I am looking for the most memory-efficient operation to do this and I am sure there is a way without using colnames, but I just cannot find it. I looked at a lot of posts, with this beign the most relevant

1
Your dataset is not longer data.table after converting to data.frame in the 2nd line. You need dt[z %in% subset_by,] - akrun
Sorry, fixed it.
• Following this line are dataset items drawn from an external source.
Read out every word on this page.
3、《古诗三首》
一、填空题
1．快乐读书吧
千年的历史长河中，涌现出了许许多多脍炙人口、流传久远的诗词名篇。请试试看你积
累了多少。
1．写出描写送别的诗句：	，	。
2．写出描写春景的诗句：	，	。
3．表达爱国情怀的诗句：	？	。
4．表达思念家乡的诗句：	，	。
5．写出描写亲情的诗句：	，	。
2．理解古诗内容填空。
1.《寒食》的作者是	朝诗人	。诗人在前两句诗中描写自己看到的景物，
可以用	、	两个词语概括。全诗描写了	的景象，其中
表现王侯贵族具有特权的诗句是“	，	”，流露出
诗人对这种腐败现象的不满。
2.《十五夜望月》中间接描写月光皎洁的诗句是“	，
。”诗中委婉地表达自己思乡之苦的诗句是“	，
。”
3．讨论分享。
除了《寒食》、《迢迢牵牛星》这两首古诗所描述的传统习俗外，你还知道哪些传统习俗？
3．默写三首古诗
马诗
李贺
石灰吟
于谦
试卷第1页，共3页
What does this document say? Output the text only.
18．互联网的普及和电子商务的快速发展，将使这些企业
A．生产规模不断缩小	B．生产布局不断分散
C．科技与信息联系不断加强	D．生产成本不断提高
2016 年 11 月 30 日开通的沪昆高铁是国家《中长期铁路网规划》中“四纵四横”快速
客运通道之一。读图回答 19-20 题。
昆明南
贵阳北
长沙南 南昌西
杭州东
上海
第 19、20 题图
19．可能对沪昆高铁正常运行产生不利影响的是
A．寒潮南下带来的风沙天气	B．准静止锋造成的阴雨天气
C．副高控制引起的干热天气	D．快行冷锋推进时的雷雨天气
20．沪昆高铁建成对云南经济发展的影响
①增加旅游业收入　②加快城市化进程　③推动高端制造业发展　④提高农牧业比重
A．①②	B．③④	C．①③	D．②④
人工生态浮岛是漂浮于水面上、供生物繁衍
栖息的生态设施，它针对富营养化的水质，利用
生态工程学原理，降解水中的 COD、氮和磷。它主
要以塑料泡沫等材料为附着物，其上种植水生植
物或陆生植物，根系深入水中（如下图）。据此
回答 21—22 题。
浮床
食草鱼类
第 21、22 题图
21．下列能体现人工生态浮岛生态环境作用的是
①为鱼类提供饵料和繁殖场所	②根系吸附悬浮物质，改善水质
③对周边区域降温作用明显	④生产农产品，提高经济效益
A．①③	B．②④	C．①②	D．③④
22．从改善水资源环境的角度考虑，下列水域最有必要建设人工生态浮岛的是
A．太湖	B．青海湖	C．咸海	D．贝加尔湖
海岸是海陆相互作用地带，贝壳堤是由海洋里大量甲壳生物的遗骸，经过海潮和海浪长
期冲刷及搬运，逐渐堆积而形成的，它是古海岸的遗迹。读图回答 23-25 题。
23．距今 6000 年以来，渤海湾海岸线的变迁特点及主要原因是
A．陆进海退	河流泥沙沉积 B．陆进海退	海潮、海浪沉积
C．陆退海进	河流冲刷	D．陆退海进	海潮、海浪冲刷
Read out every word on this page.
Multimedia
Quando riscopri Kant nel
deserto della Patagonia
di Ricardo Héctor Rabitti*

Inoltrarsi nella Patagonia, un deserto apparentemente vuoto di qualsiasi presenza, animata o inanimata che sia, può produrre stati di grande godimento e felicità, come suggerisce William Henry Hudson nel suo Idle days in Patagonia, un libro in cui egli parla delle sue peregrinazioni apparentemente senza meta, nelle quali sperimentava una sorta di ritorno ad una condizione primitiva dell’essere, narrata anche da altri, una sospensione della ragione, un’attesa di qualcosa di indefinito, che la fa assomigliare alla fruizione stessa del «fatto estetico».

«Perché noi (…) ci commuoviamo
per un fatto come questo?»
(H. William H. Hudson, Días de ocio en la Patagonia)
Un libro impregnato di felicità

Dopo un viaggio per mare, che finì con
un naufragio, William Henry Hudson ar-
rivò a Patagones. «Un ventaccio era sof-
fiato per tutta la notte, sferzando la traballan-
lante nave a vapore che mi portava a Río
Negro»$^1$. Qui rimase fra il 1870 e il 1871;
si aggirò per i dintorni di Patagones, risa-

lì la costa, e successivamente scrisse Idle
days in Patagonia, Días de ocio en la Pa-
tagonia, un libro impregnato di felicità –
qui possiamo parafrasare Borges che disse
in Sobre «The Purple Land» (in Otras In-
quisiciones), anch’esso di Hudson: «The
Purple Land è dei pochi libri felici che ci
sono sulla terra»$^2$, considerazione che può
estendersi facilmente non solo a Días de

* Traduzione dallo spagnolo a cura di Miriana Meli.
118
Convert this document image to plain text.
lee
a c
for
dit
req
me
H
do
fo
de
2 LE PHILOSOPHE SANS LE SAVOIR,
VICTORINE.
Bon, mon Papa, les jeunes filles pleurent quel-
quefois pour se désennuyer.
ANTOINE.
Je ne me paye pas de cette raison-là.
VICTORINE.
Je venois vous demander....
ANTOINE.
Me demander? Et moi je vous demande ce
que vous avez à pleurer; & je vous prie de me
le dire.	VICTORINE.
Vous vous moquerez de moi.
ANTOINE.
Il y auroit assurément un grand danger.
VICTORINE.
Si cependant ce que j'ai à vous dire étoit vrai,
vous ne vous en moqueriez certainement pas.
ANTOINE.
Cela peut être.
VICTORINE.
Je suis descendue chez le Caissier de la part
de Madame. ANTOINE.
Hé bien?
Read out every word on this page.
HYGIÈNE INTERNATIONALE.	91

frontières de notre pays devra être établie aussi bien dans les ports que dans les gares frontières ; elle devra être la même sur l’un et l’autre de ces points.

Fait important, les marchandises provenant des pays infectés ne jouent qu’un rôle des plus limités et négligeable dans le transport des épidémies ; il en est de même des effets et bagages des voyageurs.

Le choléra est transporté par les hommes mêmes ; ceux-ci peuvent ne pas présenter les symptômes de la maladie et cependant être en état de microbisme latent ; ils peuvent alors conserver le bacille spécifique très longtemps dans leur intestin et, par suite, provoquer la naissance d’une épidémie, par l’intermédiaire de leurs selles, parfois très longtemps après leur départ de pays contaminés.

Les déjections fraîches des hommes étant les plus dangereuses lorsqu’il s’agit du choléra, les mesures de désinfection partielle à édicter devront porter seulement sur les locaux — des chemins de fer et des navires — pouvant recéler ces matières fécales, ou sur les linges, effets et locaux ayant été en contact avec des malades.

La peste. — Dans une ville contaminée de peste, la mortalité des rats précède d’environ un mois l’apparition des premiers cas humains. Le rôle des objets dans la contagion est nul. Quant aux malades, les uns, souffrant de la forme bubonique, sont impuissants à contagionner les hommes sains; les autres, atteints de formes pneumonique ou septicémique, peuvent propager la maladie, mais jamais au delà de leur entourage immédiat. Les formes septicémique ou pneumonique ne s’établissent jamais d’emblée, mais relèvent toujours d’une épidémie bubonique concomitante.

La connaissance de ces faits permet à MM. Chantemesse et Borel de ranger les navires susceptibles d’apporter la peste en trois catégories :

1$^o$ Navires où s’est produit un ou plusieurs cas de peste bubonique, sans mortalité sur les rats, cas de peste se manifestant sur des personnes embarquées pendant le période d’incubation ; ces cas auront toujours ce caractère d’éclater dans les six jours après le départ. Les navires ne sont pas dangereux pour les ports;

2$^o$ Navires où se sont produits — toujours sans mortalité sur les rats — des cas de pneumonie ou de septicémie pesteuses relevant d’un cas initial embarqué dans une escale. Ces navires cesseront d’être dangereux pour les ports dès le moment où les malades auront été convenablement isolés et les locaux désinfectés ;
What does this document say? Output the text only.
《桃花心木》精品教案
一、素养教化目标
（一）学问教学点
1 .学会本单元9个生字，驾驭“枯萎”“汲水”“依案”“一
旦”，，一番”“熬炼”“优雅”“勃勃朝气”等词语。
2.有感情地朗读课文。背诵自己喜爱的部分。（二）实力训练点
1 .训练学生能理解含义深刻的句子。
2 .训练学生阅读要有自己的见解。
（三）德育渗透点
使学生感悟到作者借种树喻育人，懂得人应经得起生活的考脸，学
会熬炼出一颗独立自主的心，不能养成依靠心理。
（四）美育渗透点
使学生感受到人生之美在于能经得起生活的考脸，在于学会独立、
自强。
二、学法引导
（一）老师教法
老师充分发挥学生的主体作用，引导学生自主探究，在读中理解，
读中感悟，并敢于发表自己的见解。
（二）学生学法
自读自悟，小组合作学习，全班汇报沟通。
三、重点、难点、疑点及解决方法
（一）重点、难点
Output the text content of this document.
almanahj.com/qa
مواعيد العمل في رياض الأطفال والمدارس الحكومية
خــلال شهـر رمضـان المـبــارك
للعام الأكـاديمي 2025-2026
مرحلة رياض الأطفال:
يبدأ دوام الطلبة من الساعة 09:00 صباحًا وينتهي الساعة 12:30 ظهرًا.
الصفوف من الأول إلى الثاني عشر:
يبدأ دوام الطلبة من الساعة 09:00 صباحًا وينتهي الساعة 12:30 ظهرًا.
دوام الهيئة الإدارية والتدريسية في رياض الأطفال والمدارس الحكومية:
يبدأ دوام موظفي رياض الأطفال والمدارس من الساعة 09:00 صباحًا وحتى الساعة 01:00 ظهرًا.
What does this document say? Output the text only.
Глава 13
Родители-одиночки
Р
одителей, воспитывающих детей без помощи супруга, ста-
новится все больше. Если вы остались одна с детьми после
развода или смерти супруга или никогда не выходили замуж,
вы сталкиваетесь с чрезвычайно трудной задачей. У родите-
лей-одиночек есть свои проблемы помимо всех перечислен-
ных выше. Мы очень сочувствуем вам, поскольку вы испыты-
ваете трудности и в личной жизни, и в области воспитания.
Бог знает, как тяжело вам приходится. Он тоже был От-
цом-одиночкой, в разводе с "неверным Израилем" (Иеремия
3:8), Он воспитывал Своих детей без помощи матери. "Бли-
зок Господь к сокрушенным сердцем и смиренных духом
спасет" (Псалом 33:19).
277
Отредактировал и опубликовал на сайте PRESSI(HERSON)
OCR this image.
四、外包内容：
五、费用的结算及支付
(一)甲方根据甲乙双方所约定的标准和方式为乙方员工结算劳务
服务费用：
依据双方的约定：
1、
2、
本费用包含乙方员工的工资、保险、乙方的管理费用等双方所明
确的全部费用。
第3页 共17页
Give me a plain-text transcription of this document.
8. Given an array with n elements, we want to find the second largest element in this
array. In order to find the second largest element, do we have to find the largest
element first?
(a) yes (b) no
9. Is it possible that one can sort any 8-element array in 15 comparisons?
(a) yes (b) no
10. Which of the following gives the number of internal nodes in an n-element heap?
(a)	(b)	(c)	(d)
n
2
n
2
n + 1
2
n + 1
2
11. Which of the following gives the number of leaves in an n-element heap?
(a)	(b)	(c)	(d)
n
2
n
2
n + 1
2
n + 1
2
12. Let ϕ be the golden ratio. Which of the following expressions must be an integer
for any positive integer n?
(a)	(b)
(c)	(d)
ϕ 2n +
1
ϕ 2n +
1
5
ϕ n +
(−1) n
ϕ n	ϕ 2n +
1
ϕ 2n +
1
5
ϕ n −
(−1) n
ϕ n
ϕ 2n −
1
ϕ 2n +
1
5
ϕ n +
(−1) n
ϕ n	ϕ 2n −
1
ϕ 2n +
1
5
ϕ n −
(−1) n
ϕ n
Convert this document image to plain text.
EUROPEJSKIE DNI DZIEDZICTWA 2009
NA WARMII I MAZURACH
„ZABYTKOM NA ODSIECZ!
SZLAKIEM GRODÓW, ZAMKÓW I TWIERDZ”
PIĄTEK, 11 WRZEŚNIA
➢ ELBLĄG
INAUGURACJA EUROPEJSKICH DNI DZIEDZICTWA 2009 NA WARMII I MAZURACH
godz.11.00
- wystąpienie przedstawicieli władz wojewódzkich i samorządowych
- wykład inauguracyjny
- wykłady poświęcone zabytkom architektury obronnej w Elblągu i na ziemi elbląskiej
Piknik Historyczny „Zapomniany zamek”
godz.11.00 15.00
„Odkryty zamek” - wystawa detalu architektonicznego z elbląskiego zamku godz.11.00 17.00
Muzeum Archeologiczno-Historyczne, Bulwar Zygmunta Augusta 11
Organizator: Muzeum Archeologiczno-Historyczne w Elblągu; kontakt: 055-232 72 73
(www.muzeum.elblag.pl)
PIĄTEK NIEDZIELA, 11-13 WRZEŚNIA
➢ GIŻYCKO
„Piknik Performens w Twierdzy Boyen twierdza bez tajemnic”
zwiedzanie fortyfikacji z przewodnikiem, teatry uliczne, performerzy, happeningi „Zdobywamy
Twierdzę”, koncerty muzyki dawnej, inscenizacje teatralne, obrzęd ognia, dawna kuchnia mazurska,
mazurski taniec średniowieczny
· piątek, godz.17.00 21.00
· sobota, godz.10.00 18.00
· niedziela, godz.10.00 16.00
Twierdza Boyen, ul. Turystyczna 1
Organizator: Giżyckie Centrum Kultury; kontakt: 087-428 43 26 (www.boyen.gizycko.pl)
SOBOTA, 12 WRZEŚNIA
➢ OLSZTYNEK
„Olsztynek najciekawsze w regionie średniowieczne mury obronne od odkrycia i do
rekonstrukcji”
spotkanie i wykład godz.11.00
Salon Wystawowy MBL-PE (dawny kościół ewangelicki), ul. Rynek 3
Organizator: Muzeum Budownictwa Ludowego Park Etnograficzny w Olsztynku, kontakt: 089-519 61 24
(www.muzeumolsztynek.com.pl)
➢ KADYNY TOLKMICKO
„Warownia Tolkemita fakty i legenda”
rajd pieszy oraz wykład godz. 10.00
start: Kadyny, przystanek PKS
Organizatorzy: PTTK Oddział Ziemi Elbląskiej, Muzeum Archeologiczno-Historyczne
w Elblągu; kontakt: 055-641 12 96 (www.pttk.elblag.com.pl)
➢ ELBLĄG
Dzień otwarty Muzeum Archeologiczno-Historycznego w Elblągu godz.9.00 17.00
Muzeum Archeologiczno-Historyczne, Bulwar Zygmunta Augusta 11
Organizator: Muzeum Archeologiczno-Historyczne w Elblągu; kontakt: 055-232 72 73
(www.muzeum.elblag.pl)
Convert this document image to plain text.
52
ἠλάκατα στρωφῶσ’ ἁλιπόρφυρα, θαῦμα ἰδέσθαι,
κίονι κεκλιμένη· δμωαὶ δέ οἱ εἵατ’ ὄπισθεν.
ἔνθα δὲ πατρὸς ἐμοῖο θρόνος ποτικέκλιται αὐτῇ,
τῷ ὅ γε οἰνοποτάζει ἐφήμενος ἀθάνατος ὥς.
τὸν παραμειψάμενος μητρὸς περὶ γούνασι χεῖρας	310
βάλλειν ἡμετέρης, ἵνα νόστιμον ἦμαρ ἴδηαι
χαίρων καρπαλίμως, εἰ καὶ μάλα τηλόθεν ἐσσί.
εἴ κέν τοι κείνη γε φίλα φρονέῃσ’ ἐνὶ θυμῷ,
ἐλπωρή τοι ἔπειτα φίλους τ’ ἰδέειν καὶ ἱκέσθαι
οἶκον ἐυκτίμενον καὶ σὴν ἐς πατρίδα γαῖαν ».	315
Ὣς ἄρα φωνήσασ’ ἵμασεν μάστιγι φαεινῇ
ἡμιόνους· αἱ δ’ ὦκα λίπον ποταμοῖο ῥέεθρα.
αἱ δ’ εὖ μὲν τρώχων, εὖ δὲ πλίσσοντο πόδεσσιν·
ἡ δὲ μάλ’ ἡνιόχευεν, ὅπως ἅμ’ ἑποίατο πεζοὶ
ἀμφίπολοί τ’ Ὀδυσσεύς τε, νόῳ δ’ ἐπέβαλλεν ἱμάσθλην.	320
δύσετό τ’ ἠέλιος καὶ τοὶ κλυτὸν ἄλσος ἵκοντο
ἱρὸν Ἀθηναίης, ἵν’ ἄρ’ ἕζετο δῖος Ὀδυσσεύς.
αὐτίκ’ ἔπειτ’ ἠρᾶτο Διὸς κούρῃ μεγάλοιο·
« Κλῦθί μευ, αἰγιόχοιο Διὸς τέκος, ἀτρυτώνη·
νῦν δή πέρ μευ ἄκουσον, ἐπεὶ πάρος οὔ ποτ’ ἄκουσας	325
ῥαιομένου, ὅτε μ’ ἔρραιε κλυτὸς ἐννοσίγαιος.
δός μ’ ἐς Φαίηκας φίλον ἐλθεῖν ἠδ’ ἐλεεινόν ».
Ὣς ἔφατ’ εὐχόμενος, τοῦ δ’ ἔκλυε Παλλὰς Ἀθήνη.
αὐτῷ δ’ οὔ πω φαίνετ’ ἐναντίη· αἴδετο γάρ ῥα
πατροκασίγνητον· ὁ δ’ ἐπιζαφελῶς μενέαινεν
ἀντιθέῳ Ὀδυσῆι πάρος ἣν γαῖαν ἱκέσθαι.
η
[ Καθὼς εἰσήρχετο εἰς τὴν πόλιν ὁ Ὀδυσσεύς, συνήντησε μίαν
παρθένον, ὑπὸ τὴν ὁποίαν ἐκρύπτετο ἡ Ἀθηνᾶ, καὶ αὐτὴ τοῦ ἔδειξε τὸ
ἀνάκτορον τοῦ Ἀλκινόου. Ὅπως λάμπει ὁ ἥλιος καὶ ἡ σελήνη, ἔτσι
That's what i get when i try to create a reproducible example! - J. Doe.
After converting to data.table, the way to subset columns should be either unique(dt[[z]])[1:2] - akrun
Thank you, I am not looking to simply select the first 2 (or any number of) rows . I want to subset based on some values using the %in operator - J. Doe.
After that you can use i1 <- dt[, .I[.SD[[1]] %in% subset_by],.SDcols = z] ; dt[i1] - akrun

1 Answers

2
votes

If we are subsetting based on the index or names, we can specify it in .SDcols

i1 <- dt[, .I[.SD[[1]] %chin% subset_by], .SDcols = z]
dt[i1]

Note that subsetting a column in data.table/tbl_df/data_frame would be either [[ or $

subset_by <- unique(dt[[z]])[1:2]